If complex issues were solved easily, the question “Where is God in the storm?” would not recur again and again. This realization and the memory of Job is a good beginning point. God asked Job and Job responded “’Who is this that obscures my counsel without knowledge?’ Surely I spoke of things I did not understand, things too wonderful for me to know.’” Although usually denied, Job’s problem is nearly universal. We often think we know when we do not.
Comfort or fear accompanies the knowledge that the big rocks in God’s will cannot long be avoided. Because we live in the Ozarks it shouldn’t be too difficult for us to picture in our minds children playing beside a stream only a short distance below a spring at the pinnacle of the ridge where it began. There among the rocks and the trees the water bubbles forth from the ground with the single intention of going its way down the side of the ridge and emptying into the river many miles away. The stream with the help of the little spring strives to find the shortest path to its goal; the river.
The little children playing along the banks of this little stream have another idea in mind however. They find that they can divert the stream and get great fun out of damming it up with stones and earth. But not one of them ever succeeds in preventing the water from reaching the river at last. It always manages to find a crack in their earthworks or a way to skirt the edge.
We, like these little children, cannot prevent the water, the stream of the will of God, from reaching the river of His destination.
Disaster, sorrow and confusion are temporary even when they feel eternal. It is ultimately impossible to prevent the success of the big rocks in God’s will. Evil may defeat good, temporarily. Natural disasters may mar the perfection of God’s creation, temporarily. The stream of God’s ultimate will can be diverted, temporarily.
What is God’s will? Three verses in the Bible make it crystal clear. God says through the prophet Jeremiah “For I know the plans I have for you,” declares the LORD, “plans to prosper you and not to harm you, plans to give you hope and a future.” Matthew records Jesus saying, “Which of you, if his son asks for bread, will give him a stone? Or if he asks for a fish, will give him a snake? If you, then, though you are evil, know how to give good gifts to your children, how much more will your Father in heaven give good gifts to those who ask him!” Finally, John summarizes the purpose and will of the Son of God when he records Jesus saying, “The thief [i.e. Satan] comes only to steal and kill and destroy; I have come that they may have life, and have it to the full.” God’s will is always good!

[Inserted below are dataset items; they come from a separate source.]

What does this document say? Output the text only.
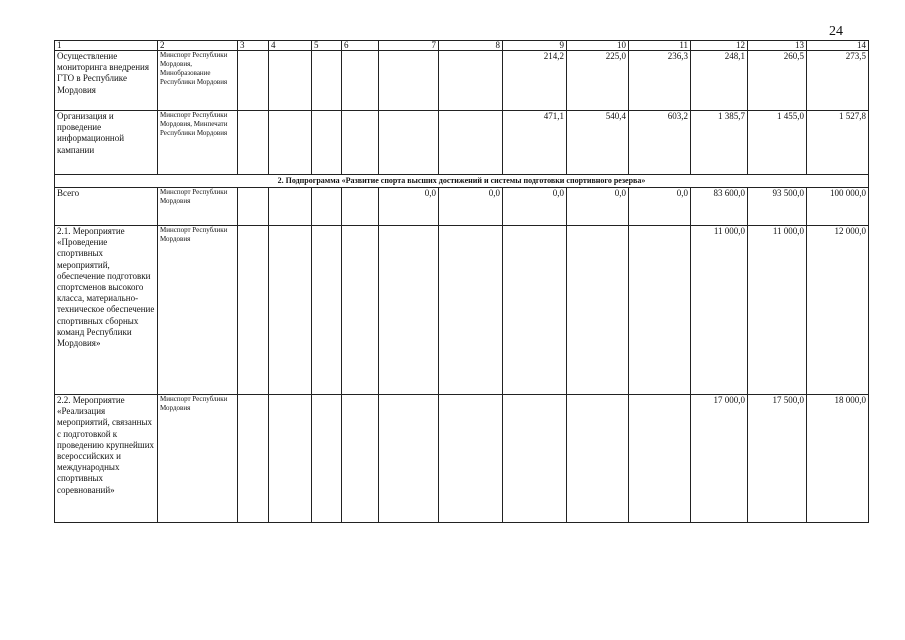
24
1	2	3	4	5	6	7	8	9	10	11	12	13	14
Осуществление мониторинга внедрения ГТО в Республике Мордовия	Минспорт Республики Мордовия, Минобразование Республики Мордовия							214,2	225,0	236,3	248,1	260,5	273,5
Организация и проведение информационной кампании	Минспорт Республики Мордовия, Минпечати Республики Мордовия							471,1	540,4	603,2	1 385,7	1 455,0	1 527,8
2. Подпрограмма «Развитие спорта высших достижений и системы подготовки спортивного резерва»													
Всего	Минспорт Республики Мордовия					0,0	0,0	0,0	0,0	0,0	83 600,0	93 500,0	100 000,0
2.1. Мероприятие «Проведение спортивных мероприятий, обеспечение подготовки спортсменов высокого класса, материально-техническое обеспечение спортивных сборных команд Республики Мордовия»	Минспорт Республики Мордовия										11 000,0	11 000,0	12 000,0
2.2. Мероприятие «Реализация мероприятий, связанных с подготовкой к проведению крупнейших всероссийских и международных спортивных соревнований»	Минспорт Республики Мордовия										17 000,0	17 500,0	18 000,0
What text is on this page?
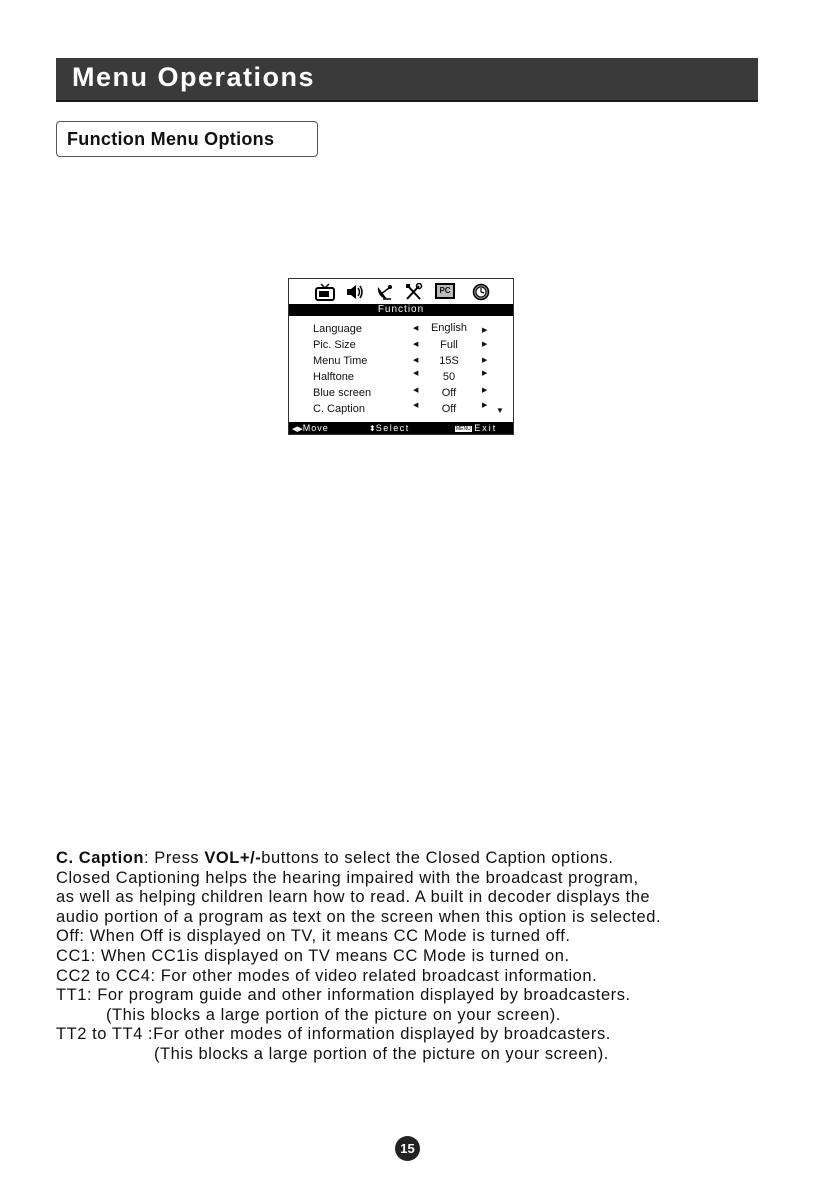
Menu Operations
Function Menu Options
PC
Function
Language	◀ English ▶
Pic. Size	◀	Full	▶
Menu Time	◀	15S	▶
Halftone	◀	50	▶
Blue screen	◀	Off	▶
C. Caption	◀	Off	▶
▼
◀▶Move	⬍Select	MENU Exit

C. Caption: Press VOL+/-buttons to select the Closed Caption options.

Closed Captioning helps the hearing impaired with the broadcast program,

as well as helping children learn how to read. A built in decoder displays the

audio portion of a program as text on the screen when this option is selected.

Off: When Off is displayed on TV, it means CC Mode is turned off.

CC1: When CC1is displayed on TV means CC Mode is turned on.

CC2 to CC4: For other modes of video related broadcast information.

TT1: For program guide and other information displayed by broadcasters.

(This blocks a large portion of the picture on your screen).

TT2 to TT4 :For other modes of information displayed by broadcasters.

(This blocks a large portion of the picture on your screen).

15
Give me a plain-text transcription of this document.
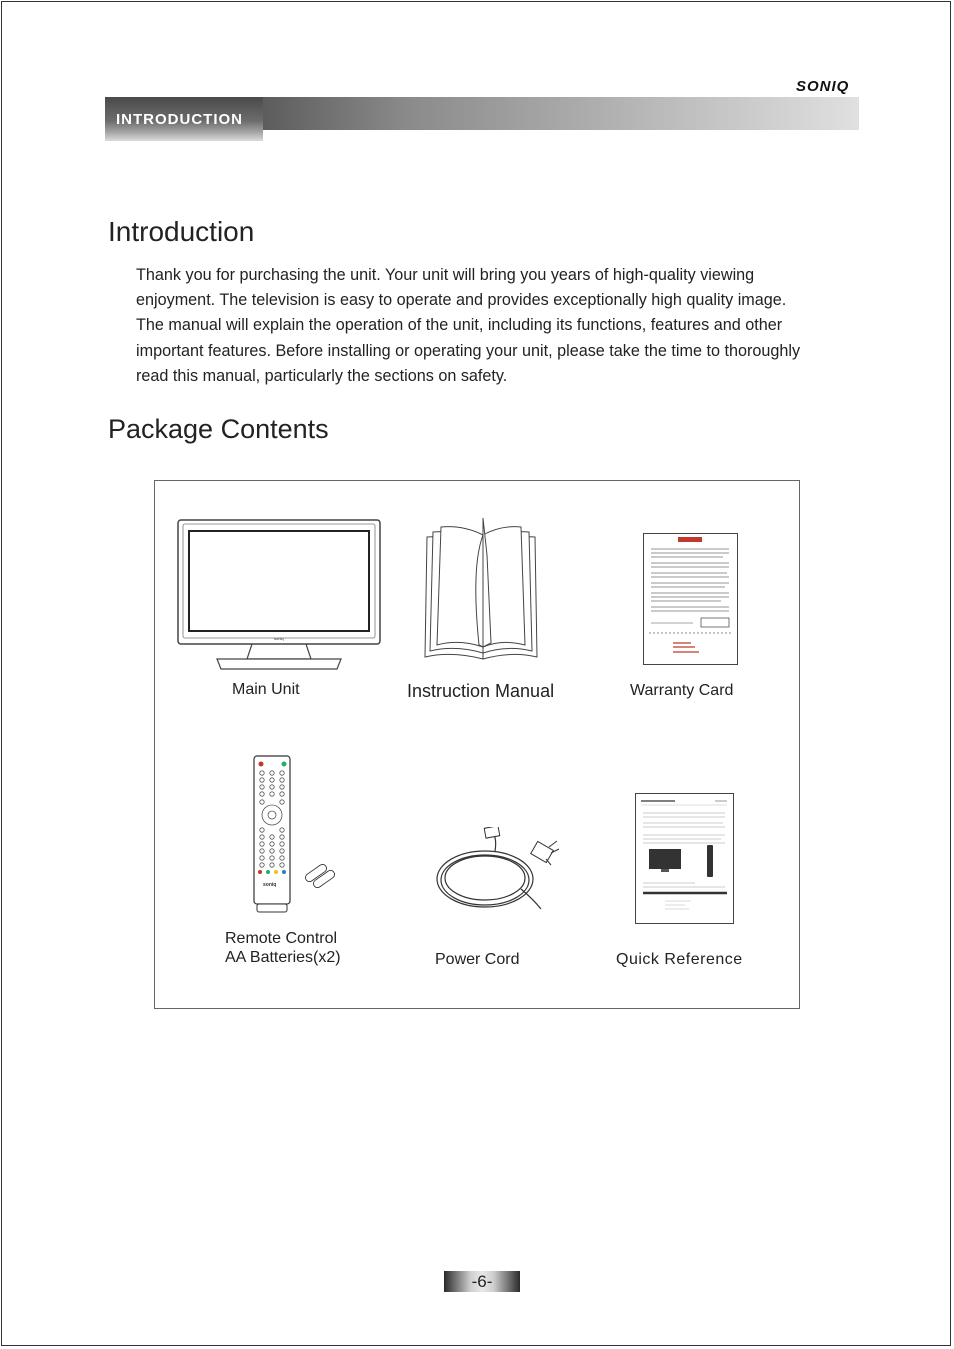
SONIQ
INTRODUCTION
Introduction

Thank you for purchasing the unit. Your unit will bring you years of high-quality viewing
enjoyment. The television is easy to operate and provides exceptionally high quality image.
The manual will explain the operation of the unit, including its functions, features and other
important features. Before installing or operating your unit, please take the time to thoroughly
read this manual, particularly the sections on safety.

Package Contents
soniq
Main Unit	Instruction Manual	Warranty Card
soniq
Remote Control
AA Batteries(x2)	Power Cord	Quick Reference
-6-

Not seeing everything, good and bad, as God’s will has its detractors. It is said sometimes that tragedies bring comfort, create noble qualities, or are necessary. While it may make it easier in the moment to bear a thing if it is believed to be God’s will, taking refuge in a lie is akin to taking refuge in a flimsy plywood storm shelter rather than one made of stone. It will let you down when it is needed most.
Tragedy doesn’t create noble qualities such as courage, it reveals them. Similarly, if tragedy is essential because of the qualities evoked, it would mean God needs evil to produce good. Those same qualities may be revealed as a response to goodness.
We live in a fallen world that moves slowly toward restoration in its relationship with the Creator. Events and people may divert the stream of God’s ultimate good will for a time. Nevertheless, over time and space the stream of God’s justice, mercy, and salvation will arrive at the destination of God’s choice. Those who yearn for these gifts from God, like the stream, must persevere through diversions and obstacles. Faith in God through Jesus Christ will carry the Christ follower to blessing.
Where was God in Joplin, Moore, and other disasters and catastrophes? He walked beside those in pain and sorrow as well as through those grateful for what was left. No one was ever alone or forgotten. He gave wisdom, strength and hope through person after person in order to guide us to blessing in spite of Satan’s attempts to keep God’s goodness from us.